El Liverpool mira a Adam Wharton mientras prepara otra revolución millonaria

El verano en Anfield no trae calma, trae ruptura. Después de despedir por sorpresa a Arne Slot y anunciar a Andoni Iraola como nuevo entrenador, la directiva del Liverpool ha decidido pisar el acelerador en el mercado. No se trata de un simple retoque: el campeón de la Premier League en la primera temporada de Slot acaba de firmar un curso decepcionante y la sensación es que la plantilla necesita una sacudida seria.

Las salidas lo dicen todo. Andy Robertson, Mohamed Salah e Ibrahima Konaté, tres pilares de la era reciente, ya no están. Tres vacíos enormes en tres líneas distintas. Tres decisiones que obligan al club a reconstruir parte de su columna vertebral y, al mismo tiempo, a elevar el nivel del fondo de armario.

En las bandas, el agujero es evidente tras la marcha de Salah. El club confía en el crecimiento de Rio Ngumoha, apenas 17 años, pero no puede cargarle el peso de un legado tan pesado. Por eso las conversaciones con RB Leipzig por Yan Diomande ya están en marcha. El atacante de 19 años ha sido señalado como el heredero ideal del egipcio y, según distintas informaciones, tendría incluso un acuerdo personal avanzado. El problema está donde siempre: Leipzig se aferra a una valoración que supera los 100 millones de libras.

Mientras tanto, el Liverpool no solo mira al frente y atrás. También al corazón del equipo.

El centro del campo, bajo la lupa

La medular, renovada no hace tanto, vuelve a generar dudas. Ryan Gravenberch y Alexis Mac Allister no han alcanzado el nivel que mostraron en temporadas anteriores durante la campaña 2025-26. Demasiadas intermitencias, poca continuidad. Dominik Szoboszlai sí se ha consolidado como uno de los primeros nombres en la pizarra, pero no basta.

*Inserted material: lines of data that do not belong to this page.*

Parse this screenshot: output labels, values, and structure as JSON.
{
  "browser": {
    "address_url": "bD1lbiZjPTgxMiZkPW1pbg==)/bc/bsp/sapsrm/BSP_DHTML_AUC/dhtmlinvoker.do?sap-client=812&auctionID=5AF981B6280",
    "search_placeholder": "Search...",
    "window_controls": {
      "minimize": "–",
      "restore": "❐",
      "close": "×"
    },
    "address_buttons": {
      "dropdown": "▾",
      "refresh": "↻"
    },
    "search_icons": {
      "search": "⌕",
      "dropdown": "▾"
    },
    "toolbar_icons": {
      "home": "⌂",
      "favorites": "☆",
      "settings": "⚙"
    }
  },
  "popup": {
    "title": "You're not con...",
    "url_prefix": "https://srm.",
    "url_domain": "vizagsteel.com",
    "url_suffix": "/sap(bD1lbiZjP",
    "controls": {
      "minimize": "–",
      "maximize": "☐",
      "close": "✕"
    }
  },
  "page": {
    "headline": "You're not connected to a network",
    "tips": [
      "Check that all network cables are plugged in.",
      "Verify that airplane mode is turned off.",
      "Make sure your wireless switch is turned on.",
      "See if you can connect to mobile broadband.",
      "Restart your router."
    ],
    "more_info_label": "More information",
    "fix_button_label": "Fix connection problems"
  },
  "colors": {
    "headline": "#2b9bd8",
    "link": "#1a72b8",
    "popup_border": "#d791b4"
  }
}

Ahí aparece un nombre propio: Adam Wharton.

Según el periodista Ben Jacobs, corresponsal senior de GIVEMESPORT, el Liverpool “realmente aprecia” al centrocampista de Crystal Palace. En declaraciones en talkSPORT, dejó un aviso que suena a premonición de mercado: hay que “estar atentos” a la posición de mediocentro, y Wharton está muy bien considerado en Anfield.

No es una operación sencilla. Wharton tiene todavía tres años de contrato con Crystal Palace y Selhurst Park se prepara para albergar fútbol de Europa League la próxima temporada, un aliciente nada menor para retener talento. Sin embargo, el jugador ha quedado fuera de la lista de Thomas Tuchel para la selección inglesa, un detalle que podría reabrir su horizonte a corto plazo.

Oliver Glasner, técnico del Palace, no ha escatimado elogios en las últimas semanas: ha llegado a definir a Wharton como “uno de los mejores centrocampistas del mundo”. Palabras mayores que explican por qué el Liverpool le ha puesto una marca en rojo en su lista.

Un proyecto dispuesto a seguir gastando fuerte

El apetito de la directiva no se agota. El verano pasado ya desembolsó más de 100 millones de libras por Florian Wirtz y Alexander Isak, pero en Anfield no descartan otra ventana de grandes cifras para apuntalar el ataque de Iraola.

Si Leipzig se mantiene firme, Yan Diomande solo saldrá por una cantidad también superior a los 100 millones. Y no es el único objetivo de ese rango. El Liverpool ha sido vinculado con Bradley Barcola, campeón de Champions con Paris Saint-Germain, y con el extremo de Bournemouth Rayan, ambos tasados por sus clubes por encima de esa misma barrera psicológica.

La paradoja es clara: el Liverpool acaba de firmar su peor registro defensivo en Premier League en términos de goles encajados, necesita reforzar la zaga, debe reconstruir sus bandas y, aun así, también mira al centro del campo con intención de invertir fuerte. No es un ajuste fino, es una reconfiguración a gran escala.

En ese tablero, Adam Wharton encaja como pieza estratégica: joven, ya contrastado en la élite inglesa, con margen de crecimiento y un perfil que puede sostener el juego de Iraola durante años. La pregunta no es solo cuánto está dispuesto a pagar el Liverpool, sino hasta qué punto Crystal Palace puede resistirse si la ofensiva de Anfield se vuelve tan insistente como acostumbra.

Porque el mercado apenas comienza, pero en Merseyside ya han dejado claro algo: este no será un verano de transición, sino de riesgo. Y de esos veranos, para bien o para mal, salen las temporadas que marcan una era.